Why you need to gauge your human capital
The end of the year is a good time to illuminate your personal financial situation in a different way. Instead of focusing exclusively on financial capital - how much money you have accumulated - look at your human capital.
This calculus of human capital, which economists wonkily define as "the net present value of your lifetime earnings", matters as much to your lifelong financial situation as the size of your nest egg.
When some people gauge their human capital, they find that they are not making enough money and decide to make some changes. That could mean starting a second or third career.
A former chemist I know has become a financial planner. A friend moved from technical support manager to business architecture analyst, a big jump from fixing computer systems to restructuring an entire company.
While my tech-support friend was forced to evaluate his human capital in short order this year - he was laid off - his was a model case for how to do it.
First, he looked at the assets at his disposal, which included a termination package, training and a healthy emergency fund.

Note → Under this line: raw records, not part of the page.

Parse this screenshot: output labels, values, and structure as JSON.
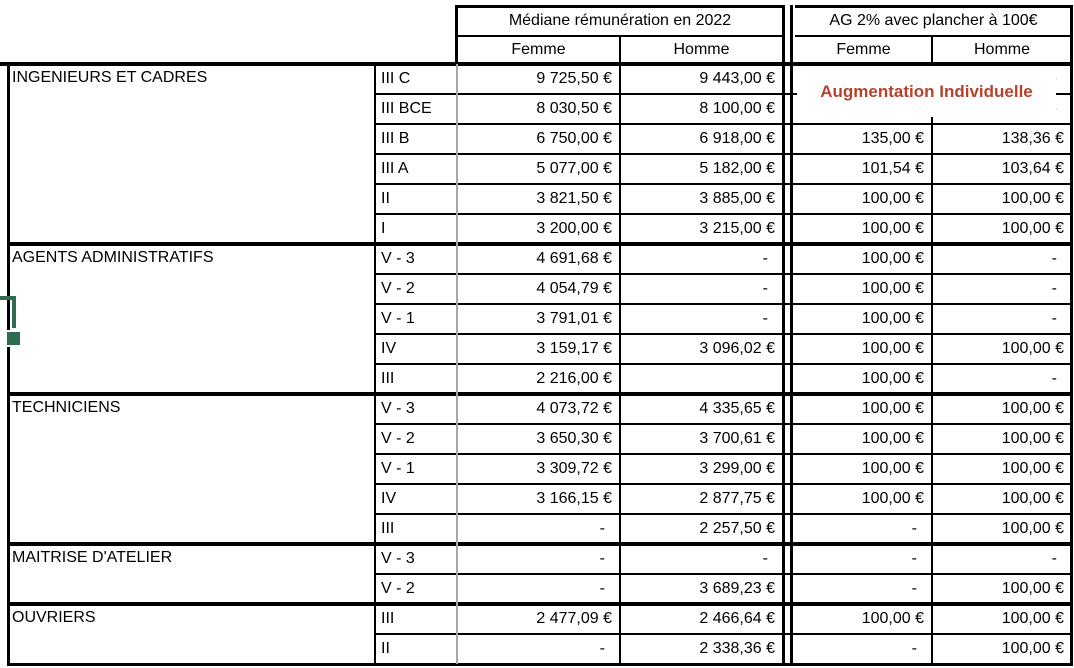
{
  "header": {
    "median_title": "Médiane rémunération en 2022",
    "ag_title": "AG 2% avec plancher à 100€",
    "median_cols": [
      "Femme",
      "Homme"
    ],
    "ag_cols": [
      "Femme",
      "Homme"
    ]
  },
  "overlay": {
    "label": "Augmentation Individuelle"
  },
  "colors": {
    "accent_red": "#b5432c",
    "selection_green": "#2f6b4c"
  },
  "groups": [
    {
      "name": "INGENIEURS ET CADRES",
      "rows": [
        {
          "echelon": "III C",
          "med_f": "9 725,50 €",
          "med_h": "9 443,00 €",
          "ag_f": "-",
          "ag_h": "-"
        },
        {
          "echelon": "III BCE",
          "med_f": "8 030,50 €",
          "med_h": "8 100,00 €",
          "ag_f": "-",
          "ag_h": "-"
        },
        {
          "echelon": "III B",
          "med_f": "6 750,00 €",
          "med_h": "6 918,00 €",
          "ag_f": "135,00 €",
          "ag_h": "138,36 €"
        },
        {
          "echelon": "III A",
          "med_f": "5 077,00 €",
          "med_h": "5 182,00 €",
          "ag_f": "101,54 €",
          "ag_h": "103,64 €"
        },
        {
          "echelon": "II",
          "med_f": "3 821,50 €",
          "med_h": "3 885,00 €",
          "ag_f": "100,00 €",
          "ag_h": "100,00 €"
        },
        {
          "echelon": "I",
          "med_f": "3 200,00 €",
          "med_h": "3 215,00 €",
          "ag_f": "100,00 €",
          "ag_h": "100,00 €"
        }
      ]
    },
    {
      "name": "AGENTS ADMINISTRATIFS",
      "rows": [
        {
          "echelon": "V - 3",
          "med_f": "4 691,68 €",
          "med_h": "-",
          "ag_f": "100,00 €",
          "ag_h": "-"
        },
        {
          "echelon": "V - 2",
          "med_f": "4 054,79 €",
          "med_h": "-",
          "ag_f": "100,00 €",
          "ag_h": "-"
        },
        {
          "echelon": "V - 1",
          "med_f": "3 791,01 €",
          "med_h": "-",
          "ag_f": "100,00 €",
          "ag_h": "-"
        },
        {
          "echelon": "IV",
          "med_f": "3 159,17 €",
          "med_h": "3 096,02 €",
          "ag_f": "100,00 €",
          "ag_h": "100,00 €"
        },
        {
          "echelon": "III",
          "med_f": "2 216,00 €",
          "med_h": "",
          "ag_f": "100,00 €",
          "ag_h": "-"
        }
      ]
    },
    {
      "name": "TECHNICIENS",
      "rows": [
        {
          "echelon": "V - 3",
          "med_f": "4 073,72 €",
          "med_h": "4 335,65 €",
          "ag_f": "100,00 €",
          "ag_h": "100,00 €"
        },
        {
          "echelon": "V - 2",
          "med_f": "3 650,30 €",
          "med_h": "3 700,61 €",
          "ag_f": "100,00 €",
          "ag_h": "100,00 €"
        },
        {
          "echelon": "V - 1",
          "med_f": "3 309,72 €",
          "med_h": "3 299,00 €",
          "ag_f": "100,00 €",
          "ag_h": "100,00 €"
        },
        {
          "echelon": "IV",
          "med_f": "3 166,15 €",
          "med_h": "2 877,75 €",
          "ag_f": "100,00 €",
          "ag_h": "100,00 €"
        },
        {
          "echelon": "III",
          "med_f": "-",
          "med_h": "2 257,50 €",
          "ag_f": "-",
          "ag_h": "100,00 €"
        }
      ]
    },
    {
      "name": "MAITRISE D'ATELIER",
      "rows": [
        {
          "echelon": "V - 3",
          "med_f": "-",
          "med_h": "-",
          "ag_f": "-",
          "ag_h": "-"
        },
        {
          "echelon": "V - 2",
          "med_f": "-",
          "med_h": "3 689,23 €",
          "ag_f": "-",
          "ag_h": "100,00 €"
        }
      ]
    },
    {
      "name": "OUVRIERS",
      "rows": [
        {
          "echelon": "III",
          "med_f": "2 477,09 €",
          "med_h": "2 466,64 €",
          "ag_f": "100,00 €",
          "ag_h": "100,00 €"
        },
        {
          "echelon": "II",
          "med_f": "-",
          "med_h": "2 338,36 €",
          "ag_f": "-",
          "ag_h": "100,00 €"
        }
      ]
    }
  ]
}
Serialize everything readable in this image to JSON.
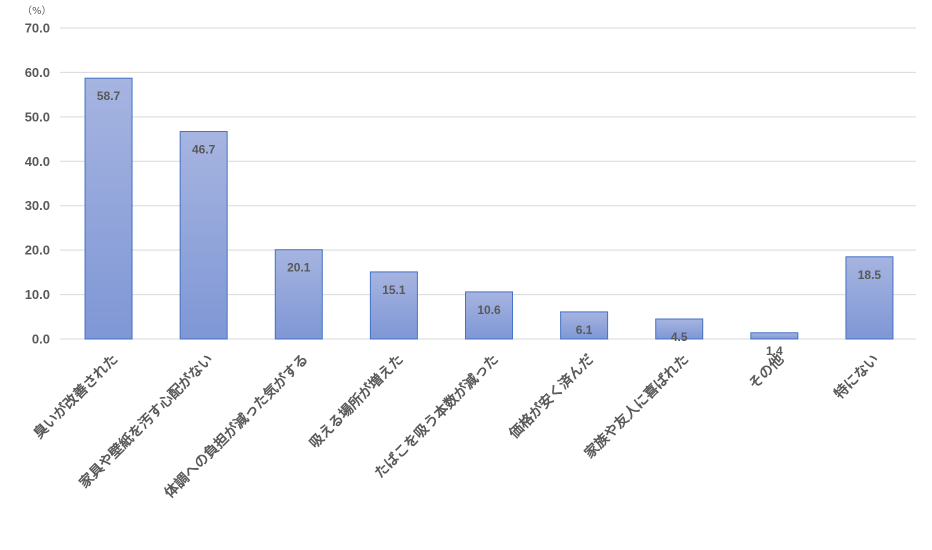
{
  "chart_data": {
    "type": "bar",
    "ylabel": "（%）",
    "ylim": [
      0,
      70
    ],
    "yticks": [
      "70.0",
      "60.0",
      "50.0",
      "40.0",
      "30.0",
      "20.0",
      "10.0",
      "0.0"
    ],
    "grid": true,
    "legend": "none",
    "categories": [
      "臭いが改善された",
      "家具や壁紙を汚す心配がない",
      "体調への負担が減った気がする",
      "吸える場所が増えた",
      "たばこを吸う本数が減った",
      "価格が安く済んだ",
      "家族や友人に喜ばれた",
      "その他",
      "特にない"
    ],
    "values": [
      58.7,
      46.7,
      20.1,
      15.1,
      10.6,
      6.1,
      4.5,
      1.4,
      18.5
    ],
    "value_labels": [
      "58.7",
      "46.7",
      "20.1",
      "15.1",
      "10.6",
      "6.1",
      "4.5",
      "1.4",
      "18.5"
    ],
    "colors": {
      "bar_top": "#a6b4e0",
      "bar_bottom": "#7f97d6",
      "bar_border": "#4472c4",
      "text": "#595959",
      "grid": "#d9d9d9"
    }
  }
}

Then he determined his immediate and future monetary needs.
After enhancing his presence on social media, he brushed up on his speaking skills through a Toastmasters club and began talking to recruiters. Eventually, he found a position with a smaller company as a business architecture consultant. While he was no longer directly providing tech services, he managed to leverage his background into a job he finds rewarding.
Investing in your human capital means scanning your personal balance sheet like this and figuring out how to find a happier balance between work, family, leisure and passionate pursuits.
Here is what you have to do to run your own numbers:
1. Figure out a retirement plan:
On reaching 65, New Zealanders are eligible to NZ Super, which is currently $349 per week for a single person ($18,144 a year) or $537 per week for a couple ($27,914 annually). To decide whether you could live on this alone or would need extra income, retirement commission website sorted has information and calculators.
2. Plan for big expenses:
Saving for university for yourself or your children can be daunting. You can figure out how much you will need by plugging numbers into online calculators. Consider other major expenditures that are likely to crop up as well: weddings, travel, real estate, healthcare costs and so forth.
3. Act like an actuary
Similar to measuring financial portfolio risk, you need to tally career risk and health risk. If you are in an unstable company or industry, you will need to think about how to find better work.
Be honest with yourself about your mental stability, too. This is a linchpin for human capital, because you will have trouble moving forward if you are depressed. Sad people make poorer financial decisions, according to a recent paper published in Psychological Science. Attend to your mental well-being now, and you can make better choices for your portfolio.
4. Do the maths
When merging your financial and human capital reviews, you need to strike a balance. If you choose to switch careers, you will need to quantify how much to change spending and savings.
With that information, do a "lifetime balance sheet".
As Boston University economist Zvi Bodie suggests, put your financial assets and human capital in one column. On the other side, list liabilities such as taxes, retirement spending, pre-retirement consumption and other numbers.
5. Be ready to act
If your asset side comes up short, do something about it. The point of doing this analysis is to come to some conclusions about your life.
If you do this sort of work on your stock portfolio, you would rebalance your holdings at the end of it, not just note the conclusions and muse about their importance. Treat your human capital with the same kind of respect.